The nation’s swaps dropped from 1,379 basis points in May as prices for soybeans and wheat exports rose and car shipments to neighboring Brazil soared. Fernandez, 57, closed an offer on June 22 to restructure $12.9 billion of debt held out of a 2005 settlement, paving the way for Argentina to tap international bond markets for the first since its record default on $95 billion of debt in 2001.
The central bank forecasts Argentina’s gross domestic product will grow as much as 9.5 percent in 2010, the most since 1992. Argentina’s tax revenue rose 37 percent in August from a year earlier to 34.6 billion pesos ($8.8 billion), the country’s tax agency reported last week.
Gross domestic product rose 6.8 percent in the first quarter of this year, according to the National Statistics Institute, and growth will continue in coming months, Goldman Sachs Group Inc. economist Alberto Ramos wrote in a Sept. 3 report from New York.
“There is a high probability that following the steady expansion recorded during the first half of 2010 the economy will continue to expand over the next few months,” Ramos wrote.
Five-year credit-default swaps tied to Argentine debt plummeted 389 basis points since June 1. A basis point equals $1,000 annually on a contract protecting $10 million of debt. Credit-default swaps pay the buyer face value in exchange for the underlying securities or the cash equivalent should a government or company fail to adhere to its debt agreements.
Venezuela Default Insurance
Venezuela had the biggest decline in default insurance after Argentina during the past three months, with five-year swaps dropping 133 basis points to 1252. The cost of protecting Greek debt rose the most during the period, climbing 133 basis points to 859, nearing parity with Argentina. Greece was forced to seek an EU-led bailout in May after mounting concerns the country may default drove up borrowing costs.

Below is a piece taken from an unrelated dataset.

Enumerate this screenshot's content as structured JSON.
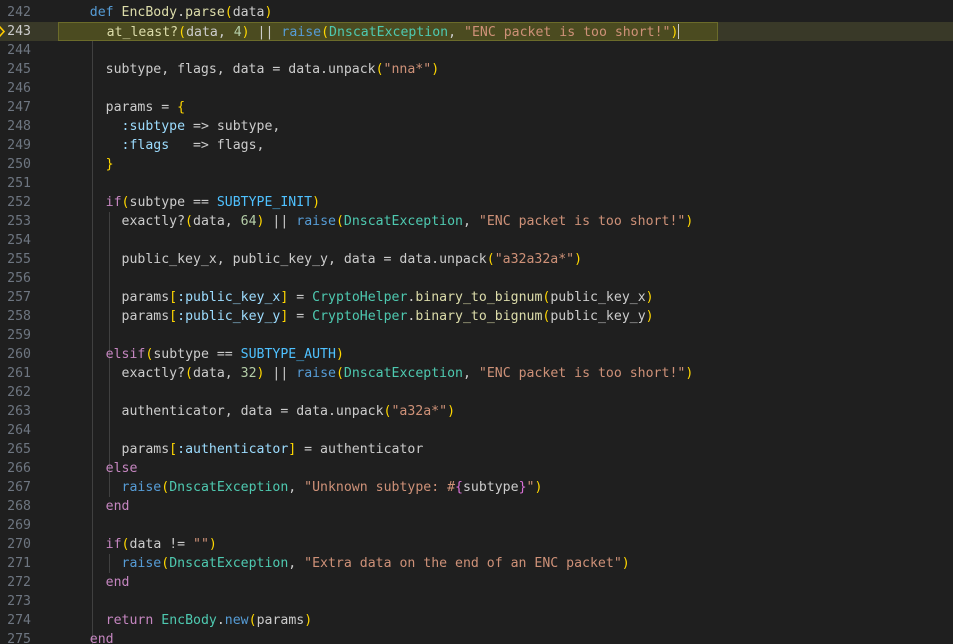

The extra yield investors demand to hold Argentina’s dollar bonds instead of U.S. Treasuries fell to 686 basis points on Sept. 3 from 852 on June 8, according to JPMorgan Chase & Co.’s EMBI+ index.
The peso was little changed at 3.9443 per dollar today at 5:00 p.m. New York time. The yield on benchmark 7 percent bonds due in 2015 rose six basis points to 10.65 percent while warrants linked to economic growth gained 0.16 cents to 11.31 cents today, according to data compiled by Bloomberg.
Economic growth has helped Argentine bonds be “a massive outperformer,” said Edwin Gutierrez, who manages about $5 billion of emerging-market debt, including Argentine securities, at Aberdeen Asset Management Plc in London. The decline in costs to insure Argentina’s debt may slow should Fernandez be reelected in 2011, he said.
Fernandez’s husband and predecessor, Nestor Kirchner, offered creditors about 30 cents on the dollar in the 2005 settlement of the defaulted bonds, the harshest restructuring terms since at least World War II, according to Arturo Porzecanski, an international finance professor at American University in Washington.
Four years earlier, Argentina was mired in a three-year economic slump in late 2001 that made it harder for the country to make payments on billions in dollar-denominated debts it racked up in the 1990s, when the peso was fixed one-to-one against the U.S. dollar. The government moved to slash salaries and freeze bank accounts, spurring violent protests. Residents across Argentina took to the streets to oppose the measures, with more than two dozen people killed in protests.
Consumer Price Data
Economists and government officials including Vice President Julio Cobos have also questioned the accuracy of the nation’s consumer price index, saying officials have underreported price increases since January 2007, when Nestor Kirchner made personnel changes at the statistics agency
“Growth masks a lot of problems and that’s a very valid point on the political front as well,” Gutierrez said. “The politics, though, is actually something that could weigh on the market sometime down the line, especially the prospects of the Kirchners returning. That is bad for the markets, unequivocally bad.”
RBC’s Chamie said he expects Argentina will continue to outperform.
“Argentina will probably lead the pack” through the end of the year, Chamie said.